“In fairness, the environment was different then because we were closer to September 11,” said a US official present during the briefings. “But there was no objecting, no hand-wringing. The attitude was, ‘We don’t care what you do to those guys as long as you get the information you need to protect Americans’.”
GOP lawmakers and Bush administration officials previously said members of Congress were well-informed and supportive of the CIA’s use of harsh interrogation techniques. But the details of who in Congress knew what, and when about waterboarding have not previously been disclosed.
In September 2006, the CIA for the first time briefed all members of the House and Senate intelligence committees, producing some heated exchanges with CIA officials, including Director Michael Hayden. The CIA director said during a TV interview two months ago that he had informed congressional overseers of “all aspects of the interrogation programme”.
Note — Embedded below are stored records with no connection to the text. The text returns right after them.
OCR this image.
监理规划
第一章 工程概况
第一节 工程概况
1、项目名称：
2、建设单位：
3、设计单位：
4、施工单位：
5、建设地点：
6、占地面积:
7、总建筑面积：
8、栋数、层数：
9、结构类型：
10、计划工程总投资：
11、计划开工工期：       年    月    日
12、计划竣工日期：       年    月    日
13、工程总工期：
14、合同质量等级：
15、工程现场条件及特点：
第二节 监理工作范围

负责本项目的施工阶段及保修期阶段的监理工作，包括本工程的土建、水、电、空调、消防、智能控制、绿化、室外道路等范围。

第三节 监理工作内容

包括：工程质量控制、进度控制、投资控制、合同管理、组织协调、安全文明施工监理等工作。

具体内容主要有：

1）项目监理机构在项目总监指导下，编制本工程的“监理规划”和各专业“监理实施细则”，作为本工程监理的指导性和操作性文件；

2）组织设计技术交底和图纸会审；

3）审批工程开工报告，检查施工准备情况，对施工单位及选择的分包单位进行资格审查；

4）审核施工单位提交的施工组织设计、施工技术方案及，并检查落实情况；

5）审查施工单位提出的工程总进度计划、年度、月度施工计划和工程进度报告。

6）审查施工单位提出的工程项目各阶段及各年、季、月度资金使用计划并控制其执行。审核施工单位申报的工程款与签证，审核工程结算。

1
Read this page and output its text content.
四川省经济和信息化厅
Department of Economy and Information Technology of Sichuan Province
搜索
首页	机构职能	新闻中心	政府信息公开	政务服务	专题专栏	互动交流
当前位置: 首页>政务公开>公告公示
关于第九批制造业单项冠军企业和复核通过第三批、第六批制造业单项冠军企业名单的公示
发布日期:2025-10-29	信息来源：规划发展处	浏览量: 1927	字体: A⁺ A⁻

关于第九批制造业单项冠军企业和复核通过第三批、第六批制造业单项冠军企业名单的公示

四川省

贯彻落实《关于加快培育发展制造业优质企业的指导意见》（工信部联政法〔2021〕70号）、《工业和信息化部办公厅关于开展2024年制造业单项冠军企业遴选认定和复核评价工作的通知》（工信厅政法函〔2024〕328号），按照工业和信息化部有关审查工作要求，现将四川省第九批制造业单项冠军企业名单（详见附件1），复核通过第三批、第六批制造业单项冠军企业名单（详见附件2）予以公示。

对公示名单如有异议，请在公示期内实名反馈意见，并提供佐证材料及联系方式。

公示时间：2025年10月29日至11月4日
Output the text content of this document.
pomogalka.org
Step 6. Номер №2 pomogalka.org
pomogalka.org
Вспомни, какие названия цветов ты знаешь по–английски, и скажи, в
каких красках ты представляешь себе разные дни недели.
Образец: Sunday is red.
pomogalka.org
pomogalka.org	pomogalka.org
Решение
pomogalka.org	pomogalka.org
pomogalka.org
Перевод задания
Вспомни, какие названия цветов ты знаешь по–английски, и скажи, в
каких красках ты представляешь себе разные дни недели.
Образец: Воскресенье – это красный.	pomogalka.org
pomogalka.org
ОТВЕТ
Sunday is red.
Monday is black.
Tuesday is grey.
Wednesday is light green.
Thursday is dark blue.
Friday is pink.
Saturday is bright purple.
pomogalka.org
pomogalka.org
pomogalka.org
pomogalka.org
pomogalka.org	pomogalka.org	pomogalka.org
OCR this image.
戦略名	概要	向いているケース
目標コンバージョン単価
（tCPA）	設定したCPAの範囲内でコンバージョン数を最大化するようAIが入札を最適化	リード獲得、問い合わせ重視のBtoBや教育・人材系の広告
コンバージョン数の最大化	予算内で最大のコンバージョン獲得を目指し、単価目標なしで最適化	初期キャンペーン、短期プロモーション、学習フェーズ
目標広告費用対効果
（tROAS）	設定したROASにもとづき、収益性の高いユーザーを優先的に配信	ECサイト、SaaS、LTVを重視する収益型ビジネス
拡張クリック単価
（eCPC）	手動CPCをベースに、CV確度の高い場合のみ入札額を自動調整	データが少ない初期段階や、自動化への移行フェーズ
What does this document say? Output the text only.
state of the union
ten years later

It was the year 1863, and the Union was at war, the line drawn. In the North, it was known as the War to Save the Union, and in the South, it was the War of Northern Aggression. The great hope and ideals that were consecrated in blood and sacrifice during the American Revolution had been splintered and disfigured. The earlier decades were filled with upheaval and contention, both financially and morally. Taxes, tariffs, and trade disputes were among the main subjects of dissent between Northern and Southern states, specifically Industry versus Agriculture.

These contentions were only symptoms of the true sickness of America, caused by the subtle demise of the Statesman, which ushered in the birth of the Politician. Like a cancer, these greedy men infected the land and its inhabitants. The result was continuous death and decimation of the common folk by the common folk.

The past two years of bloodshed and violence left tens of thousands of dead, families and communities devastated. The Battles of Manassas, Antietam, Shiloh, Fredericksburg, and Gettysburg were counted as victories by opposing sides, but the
The US military has officially regarded the tactic as torture since the Spanish-American War. In general, the technique involves strapping a prisoner to a board or other flat surface, and then raising his feet above the level of his head. A cloth is then placed over the subject’s mouth and nose, and water is poured over his face to make the prisoner believe he is drowning.
During these sessions, the agency provided information about the techniques it was using as well as the information it collected.
In May 2007, four months after Democrats regained control of Congress, four senators submitted written objections to the CIA’s use of that tactic and other, still unspecified “enhanced” techniques in two classified letters to Hayden last spring.